Amazon's products liability case heads to Penn. Supreme Court

The state's high court will weigh in on whether Amazon is strictly liable for a third-party vendor's defective product.

The court’s decision came in the case of Oberdorf v. Amazon.com, in which the plaintiff was injured when a dog leash, purchased on Amazon, broke and hit her in the face. Photo: Frederic Legrand/Shutterstock

Unable to predict whether the Pennsylvania Supreme Court would hold Amazon strictly liable for a third-party vendor’s defective product, the U.S. Court of Appeals for the Third Circuit has sent the case to the state high court, asking it to weigh in.

The court’s decision came in the case of Oberdorf v.

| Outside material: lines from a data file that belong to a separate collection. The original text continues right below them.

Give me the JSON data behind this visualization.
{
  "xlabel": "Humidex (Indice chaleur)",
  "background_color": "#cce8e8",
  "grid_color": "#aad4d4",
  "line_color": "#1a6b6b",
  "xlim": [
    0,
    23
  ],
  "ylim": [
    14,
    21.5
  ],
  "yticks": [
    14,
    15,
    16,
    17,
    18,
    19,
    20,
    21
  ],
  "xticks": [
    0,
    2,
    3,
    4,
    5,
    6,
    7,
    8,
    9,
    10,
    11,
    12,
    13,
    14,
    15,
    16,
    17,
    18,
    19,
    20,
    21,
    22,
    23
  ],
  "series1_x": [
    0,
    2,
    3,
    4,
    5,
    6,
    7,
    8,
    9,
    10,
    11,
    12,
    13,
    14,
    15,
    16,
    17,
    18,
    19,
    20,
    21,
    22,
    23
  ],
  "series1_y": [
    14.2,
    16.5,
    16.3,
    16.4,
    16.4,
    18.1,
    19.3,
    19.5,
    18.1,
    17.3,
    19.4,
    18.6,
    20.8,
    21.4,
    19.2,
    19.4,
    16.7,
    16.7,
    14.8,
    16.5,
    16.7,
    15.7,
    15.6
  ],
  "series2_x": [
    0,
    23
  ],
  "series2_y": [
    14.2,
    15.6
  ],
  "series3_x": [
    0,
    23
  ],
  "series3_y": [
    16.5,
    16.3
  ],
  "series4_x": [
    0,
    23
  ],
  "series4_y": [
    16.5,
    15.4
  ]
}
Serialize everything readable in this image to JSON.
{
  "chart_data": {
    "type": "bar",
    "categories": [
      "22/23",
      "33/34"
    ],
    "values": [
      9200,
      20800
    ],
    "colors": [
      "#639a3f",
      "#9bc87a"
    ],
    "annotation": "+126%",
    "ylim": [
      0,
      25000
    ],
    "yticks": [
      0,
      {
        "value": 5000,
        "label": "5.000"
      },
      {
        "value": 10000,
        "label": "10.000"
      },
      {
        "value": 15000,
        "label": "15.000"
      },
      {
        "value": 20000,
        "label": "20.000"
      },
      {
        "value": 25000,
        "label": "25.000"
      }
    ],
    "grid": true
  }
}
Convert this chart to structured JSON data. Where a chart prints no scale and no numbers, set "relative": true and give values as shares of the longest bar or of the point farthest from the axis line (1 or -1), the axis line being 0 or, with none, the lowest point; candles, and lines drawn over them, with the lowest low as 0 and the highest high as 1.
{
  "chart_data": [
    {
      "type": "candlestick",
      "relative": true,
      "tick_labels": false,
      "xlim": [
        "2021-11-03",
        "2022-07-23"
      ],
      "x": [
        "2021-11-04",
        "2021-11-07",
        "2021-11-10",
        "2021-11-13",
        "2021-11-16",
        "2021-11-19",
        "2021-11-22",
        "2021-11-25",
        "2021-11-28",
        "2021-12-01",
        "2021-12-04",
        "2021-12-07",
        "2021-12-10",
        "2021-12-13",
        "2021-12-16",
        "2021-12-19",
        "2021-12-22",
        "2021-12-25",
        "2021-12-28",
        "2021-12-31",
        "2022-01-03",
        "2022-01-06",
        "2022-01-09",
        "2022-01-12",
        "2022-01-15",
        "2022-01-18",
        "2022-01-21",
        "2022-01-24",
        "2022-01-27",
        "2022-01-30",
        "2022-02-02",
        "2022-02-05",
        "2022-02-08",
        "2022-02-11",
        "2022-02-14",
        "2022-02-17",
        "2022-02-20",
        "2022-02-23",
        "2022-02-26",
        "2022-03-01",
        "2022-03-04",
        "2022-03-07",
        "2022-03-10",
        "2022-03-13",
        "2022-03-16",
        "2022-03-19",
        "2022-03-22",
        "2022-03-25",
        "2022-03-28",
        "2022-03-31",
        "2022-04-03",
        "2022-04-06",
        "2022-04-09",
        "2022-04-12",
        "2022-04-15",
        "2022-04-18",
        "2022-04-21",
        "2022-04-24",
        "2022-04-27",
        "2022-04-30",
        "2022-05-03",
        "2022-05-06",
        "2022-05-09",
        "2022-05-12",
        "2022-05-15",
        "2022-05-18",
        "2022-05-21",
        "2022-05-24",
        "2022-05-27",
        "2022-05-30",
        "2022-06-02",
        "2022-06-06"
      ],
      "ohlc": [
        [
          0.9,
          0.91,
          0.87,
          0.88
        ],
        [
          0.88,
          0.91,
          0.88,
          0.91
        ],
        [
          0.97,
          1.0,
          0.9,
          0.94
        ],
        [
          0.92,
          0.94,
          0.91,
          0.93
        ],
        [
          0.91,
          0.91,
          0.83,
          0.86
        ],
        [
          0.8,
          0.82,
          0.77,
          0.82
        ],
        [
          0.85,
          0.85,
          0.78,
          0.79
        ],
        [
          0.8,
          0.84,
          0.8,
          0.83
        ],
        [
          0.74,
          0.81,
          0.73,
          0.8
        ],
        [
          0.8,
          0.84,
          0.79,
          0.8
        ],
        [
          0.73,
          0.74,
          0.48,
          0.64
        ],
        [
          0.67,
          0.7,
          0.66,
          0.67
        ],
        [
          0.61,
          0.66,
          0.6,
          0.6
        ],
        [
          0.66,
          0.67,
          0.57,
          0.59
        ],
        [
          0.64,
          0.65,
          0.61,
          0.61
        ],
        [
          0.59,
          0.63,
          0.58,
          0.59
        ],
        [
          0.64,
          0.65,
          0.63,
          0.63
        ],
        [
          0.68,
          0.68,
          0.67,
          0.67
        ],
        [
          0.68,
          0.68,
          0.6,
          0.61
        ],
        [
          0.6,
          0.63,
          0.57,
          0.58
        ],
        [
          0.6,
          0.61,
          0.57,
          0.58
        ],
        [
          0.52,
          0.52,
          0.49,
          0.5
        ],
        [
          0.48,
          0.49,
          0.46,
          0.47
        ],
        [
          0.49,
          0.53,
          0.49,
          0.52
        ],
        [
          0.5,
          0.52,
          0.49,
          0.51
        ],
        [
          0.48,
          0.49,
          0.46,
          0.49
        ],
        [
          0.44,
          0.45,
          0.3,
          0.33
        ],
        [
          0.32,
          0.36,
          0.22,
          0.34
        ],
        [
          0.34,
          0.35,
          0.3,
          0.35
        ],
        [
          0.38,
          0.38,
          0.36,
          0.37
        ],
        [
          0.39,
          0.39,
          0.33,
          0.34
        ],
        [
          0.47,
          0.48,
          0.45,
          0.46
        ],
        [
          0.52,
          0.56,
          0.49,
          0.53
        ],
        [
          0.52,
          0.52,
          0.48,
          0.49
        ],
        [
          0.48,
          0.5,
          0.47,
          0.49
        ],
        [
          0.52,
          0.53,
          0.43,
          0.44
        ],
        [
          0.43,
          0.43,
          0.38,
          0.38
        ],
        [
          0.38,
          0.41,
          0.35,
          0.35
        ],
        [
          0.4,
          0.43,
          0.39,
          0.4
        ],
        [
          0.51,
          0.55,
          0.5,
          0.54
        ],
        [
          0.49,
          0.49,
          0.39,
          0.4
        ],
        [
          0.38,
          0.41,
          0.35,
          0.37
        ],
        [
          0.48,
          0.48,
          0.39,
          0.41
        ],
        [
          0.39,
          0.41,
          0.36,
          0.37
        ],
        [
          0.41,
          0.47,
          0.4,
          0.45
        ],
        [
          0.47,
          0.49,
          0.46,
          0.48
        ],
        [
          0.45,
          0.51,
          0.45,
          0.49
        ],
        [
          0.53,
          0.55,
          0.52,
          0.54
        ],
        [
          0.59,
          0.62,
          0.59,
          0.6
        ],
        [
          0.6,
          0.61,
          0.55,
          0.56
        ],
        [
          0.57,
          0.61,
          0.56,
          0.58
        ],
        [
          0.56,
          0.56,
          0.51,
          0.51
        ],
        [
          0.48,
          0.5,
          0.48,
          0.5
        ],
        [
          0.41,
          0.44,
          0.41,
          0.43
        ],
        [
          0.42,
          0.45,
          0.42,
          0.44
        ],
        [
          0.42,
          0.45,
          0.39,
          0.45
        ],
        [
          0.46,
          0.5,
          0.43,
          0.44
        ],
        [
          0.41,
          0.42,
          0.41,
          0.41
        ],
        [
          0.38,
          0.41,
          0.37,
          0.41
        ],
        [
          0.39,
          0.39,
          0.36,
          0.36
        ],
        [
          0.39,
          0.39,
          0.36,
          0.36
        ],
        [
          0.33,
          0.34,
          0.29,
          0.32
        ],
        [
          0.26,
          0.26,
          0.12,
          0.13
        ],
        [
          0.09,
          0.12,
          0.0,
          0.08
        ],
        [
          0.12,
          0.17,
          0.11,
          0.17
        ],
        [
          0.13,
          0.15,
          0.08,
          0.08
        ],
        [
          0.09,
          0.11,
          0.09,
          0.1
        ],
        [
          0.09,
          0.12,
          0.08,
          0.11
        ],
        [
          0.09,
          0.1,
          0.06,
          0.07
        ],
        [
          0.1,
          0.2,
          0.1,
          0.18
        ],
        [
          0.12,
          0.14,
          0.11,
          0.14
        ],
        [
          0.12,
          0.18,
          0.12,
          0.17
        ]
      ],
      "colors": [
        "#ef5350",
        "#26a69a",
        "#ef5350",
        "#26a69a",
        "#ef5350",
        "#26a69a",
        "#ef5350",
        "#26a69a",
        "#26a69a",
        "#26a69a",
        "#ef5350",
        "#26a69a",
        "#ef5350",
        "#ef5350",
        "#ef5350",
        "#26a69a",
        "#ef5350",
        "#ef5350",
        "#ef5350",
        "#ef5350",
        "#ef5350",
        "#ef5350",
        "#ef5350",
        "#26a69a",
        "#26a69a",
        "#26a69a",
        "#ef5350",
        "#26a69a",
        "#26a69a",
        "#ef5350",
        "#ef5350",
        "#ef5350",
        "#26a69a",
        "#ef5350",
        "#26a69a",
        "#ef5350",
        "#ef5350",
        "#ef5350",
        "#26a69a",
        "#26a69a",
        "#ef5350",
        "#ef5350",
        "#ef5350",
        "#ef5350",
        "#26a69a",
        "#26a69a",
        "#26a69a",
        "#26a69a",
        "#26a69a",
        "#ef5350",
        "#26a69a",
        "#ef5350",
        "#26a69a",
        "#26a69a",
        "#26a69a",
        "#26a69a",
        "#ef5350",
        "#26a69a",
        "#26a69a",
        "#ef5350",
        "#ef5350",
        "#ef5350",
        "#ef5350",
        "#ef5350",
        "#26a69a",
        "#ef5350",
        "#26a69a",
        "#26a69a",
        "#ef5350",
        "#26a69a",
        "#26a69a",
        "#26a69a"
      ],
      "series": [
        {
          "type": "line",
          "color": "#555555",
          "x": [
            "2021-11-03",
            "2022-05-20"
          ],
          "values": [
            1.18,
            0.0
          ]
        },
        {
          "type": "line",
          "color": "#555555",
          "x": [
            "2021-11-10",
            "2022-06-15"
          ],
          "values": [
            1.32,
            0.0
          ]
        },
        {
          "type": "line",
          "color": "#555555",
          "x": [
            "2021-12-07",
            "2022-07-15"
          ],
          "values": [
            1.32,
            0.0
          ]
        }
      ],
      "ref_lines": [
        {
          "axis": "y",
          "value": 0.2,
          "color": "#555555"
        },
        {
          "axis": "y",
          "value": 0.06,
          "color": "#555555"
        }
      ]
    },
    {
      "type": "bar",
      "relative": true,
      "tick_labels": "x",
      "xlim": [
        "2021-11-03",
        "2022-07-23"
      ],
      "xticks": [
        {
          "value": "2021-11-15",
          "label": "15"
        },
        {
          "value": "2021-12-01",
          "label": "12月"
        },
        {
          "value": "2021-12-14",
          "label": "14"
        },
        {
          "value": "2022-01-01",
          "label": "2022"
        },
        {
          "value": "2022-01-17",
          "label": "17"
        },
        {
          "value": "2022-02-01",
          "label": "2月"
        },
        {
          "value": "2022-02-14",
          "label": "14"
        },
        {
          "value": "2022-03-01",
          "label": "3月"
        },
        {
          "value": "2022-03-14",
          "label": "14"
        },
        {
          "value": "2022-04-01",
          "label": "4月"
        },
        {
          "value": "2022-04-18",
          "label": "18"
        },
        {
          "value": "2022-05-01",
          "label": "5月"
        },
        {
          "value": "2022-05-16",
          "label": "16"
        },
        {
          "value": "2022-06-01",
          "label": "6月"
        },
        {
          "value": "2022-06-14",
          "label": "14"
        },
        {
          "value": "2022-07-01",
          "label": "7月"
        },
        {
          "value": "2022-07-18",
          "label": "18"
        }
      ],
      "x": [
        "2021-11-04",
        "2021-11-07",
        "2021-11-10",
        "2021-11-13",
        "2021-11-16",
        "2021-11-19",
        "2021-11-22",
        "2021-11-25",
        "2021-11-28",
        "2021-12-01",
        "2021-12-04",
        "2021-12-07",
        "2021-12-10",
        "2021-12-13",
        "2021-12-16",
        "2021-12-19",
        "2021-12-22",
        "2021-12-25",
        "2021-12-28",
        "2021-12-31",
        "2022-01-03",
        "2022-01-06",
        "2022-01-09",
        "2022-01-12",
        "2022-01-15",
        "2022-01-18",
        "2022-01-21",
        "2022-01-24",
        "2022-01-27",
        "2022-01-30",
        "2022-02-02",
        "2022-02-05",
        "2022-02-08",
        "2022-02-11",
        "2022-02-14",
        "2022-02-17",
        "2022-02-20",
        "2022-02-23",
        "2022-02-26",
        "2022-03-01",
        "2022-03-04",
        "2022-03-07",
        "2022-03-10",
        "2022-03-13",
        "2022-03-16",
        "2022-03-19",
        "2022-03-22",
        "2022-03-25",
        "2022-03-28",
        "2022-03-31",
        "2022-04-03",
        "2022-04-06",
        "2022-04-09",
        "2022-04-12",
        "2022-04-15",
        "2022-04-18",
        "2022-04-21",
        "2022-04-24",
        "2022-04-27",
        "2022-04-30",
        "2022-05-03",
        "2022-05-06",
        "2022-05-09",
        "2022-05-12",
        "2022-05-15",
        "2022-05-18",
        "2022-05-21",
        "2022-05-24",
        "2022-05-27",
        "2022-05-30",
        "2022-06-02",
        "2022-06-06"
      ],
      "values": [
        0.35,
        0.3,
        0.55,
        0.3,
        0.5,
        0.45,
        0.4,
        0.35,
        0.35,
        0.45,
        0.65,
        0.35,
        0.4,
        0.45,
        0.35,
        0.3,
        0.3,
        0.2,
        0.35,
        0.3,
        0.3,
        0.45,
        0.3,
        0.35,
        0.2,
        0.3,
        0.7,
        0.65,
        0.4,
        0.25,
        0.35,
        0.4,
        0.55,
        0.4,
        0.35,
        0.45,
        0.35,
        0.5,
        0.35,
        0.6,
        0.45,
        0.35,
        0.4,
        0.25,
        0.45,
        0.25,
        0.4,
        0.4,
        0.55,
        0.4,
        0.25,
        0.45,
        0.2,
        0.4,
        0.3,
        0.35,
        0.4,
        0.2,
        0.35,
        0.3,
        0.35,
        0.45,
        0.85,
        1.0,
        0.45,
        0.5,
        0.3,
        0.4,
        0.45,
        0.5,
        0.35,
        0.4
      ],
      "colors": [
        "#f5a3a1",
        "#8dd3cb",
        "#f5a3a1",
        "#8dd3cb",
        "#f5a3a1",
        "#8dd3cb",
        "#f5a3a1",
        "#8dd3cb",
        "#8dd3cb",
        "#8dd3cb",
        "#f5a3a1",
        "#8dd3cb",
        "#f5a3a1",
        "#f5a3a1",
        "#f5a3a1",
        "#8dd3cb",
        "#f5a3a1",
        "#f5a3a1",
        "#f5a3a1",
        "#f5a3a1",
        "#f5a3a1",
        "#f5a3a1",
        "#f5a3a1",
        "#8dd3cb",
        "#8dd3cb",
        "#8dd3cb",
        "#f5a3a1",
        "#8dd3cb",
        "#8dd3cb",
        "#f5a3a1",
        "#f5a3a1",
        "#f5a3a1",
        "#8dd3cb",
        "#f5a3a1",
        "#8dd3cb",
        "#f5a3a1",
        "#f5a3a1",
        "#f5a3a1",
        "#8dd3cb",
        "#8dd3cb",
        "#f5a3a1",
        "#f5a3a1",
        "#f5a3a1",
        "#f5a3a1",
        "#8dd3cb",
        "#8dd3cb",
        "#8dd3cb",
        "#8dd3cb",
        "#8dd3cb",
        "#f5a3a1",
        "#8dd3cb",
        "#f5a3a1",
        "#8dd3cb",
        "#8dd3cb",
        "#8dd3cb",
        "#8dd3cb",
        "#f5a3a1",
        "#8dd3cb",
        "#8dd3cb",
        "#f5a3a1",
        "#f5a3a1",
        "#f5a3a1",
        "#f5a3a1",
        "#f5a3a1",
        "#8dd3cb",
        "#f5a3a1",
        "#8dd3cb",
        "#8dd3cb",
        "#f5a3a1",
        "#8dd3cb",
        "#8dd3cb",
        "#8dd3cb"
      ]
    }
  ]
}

Amazon.comin which the plaintiff was injured when a dog leash, purchased on Amazon, broke and hit her in the face. The central question in the case was whether the Restatement (Second) of Torts Section 402A applies to Amazon.

“This is an issue of first impression and substantial public importance, yet we cannot discern if and how Section 402A applies to Amazon. We are, as a result, unable to predict how the Pennsylvania Supreme Court would rule in this dispute,” Chief Judge D. Brooks Smith wrote in the court’s order.

The ruling comes after the Third Circuit reheard the case before the entire panel of judges. Prior to that, a split court ruled 2-1 that Amazon could be held liable.

Amazon had argued that, under the test outlined in a 1989 Pennsylvania Supreme Court decision, it could not be held liable as a “seller,” but Senior Judge Jane Richards Roth, who wrote the Third Circuit’s July majority opinion, determined that because the company was in a position to prevent the circulation of defective products and because imposing liability would incentivize safety that test weighed more in favor of designating the company as a “seller” under 402A.

“Amazon’s customers are particularly vulnerable in situations like the present case,” Roth said. “Neither the [plaintiffs] nor Amazon has been able to locate the third-party vendor, The Furry Gang. Conversely, had there been an incentive for Amazon to keep track of its third-party vendors, it might have done so.”

The ruling bucked a recent trend where both the Fourth and Sixth circuits held that the company could not be liable as a seller under state products liability laws.

In its request to have the initial ruling reconsidered, Amazon contended that the ruling conflicted with other districts and argued the appeal judges had been acting as “judicial pioneers,” establishing a precedent with “no practical limit.”

“The majority’s decision ‘substantially widen[s]‘ the scope of liability for online stores and marketplaces operating in Pennsylvania, including Amazon, eBay, Walmart Marketplace, and smaller businesses like Etsy, Bonanza, and Jet,” Amazon said in its petition.

David Wilk of Lepley, Engelman, Yaw & Wilk in Williamsport represents the plaintiff.

“Based on the amount of time the en banc panel spent on the issue during the oral argument in February, it really comes as no surprise that the court went in this direction,” he said. “We look forward to presenting our arguments to the Pennsylvania Supreme Court.”

Perkins Coie attorney Brendan Murphy, who is representing Amazon, did not respond to a request for comment.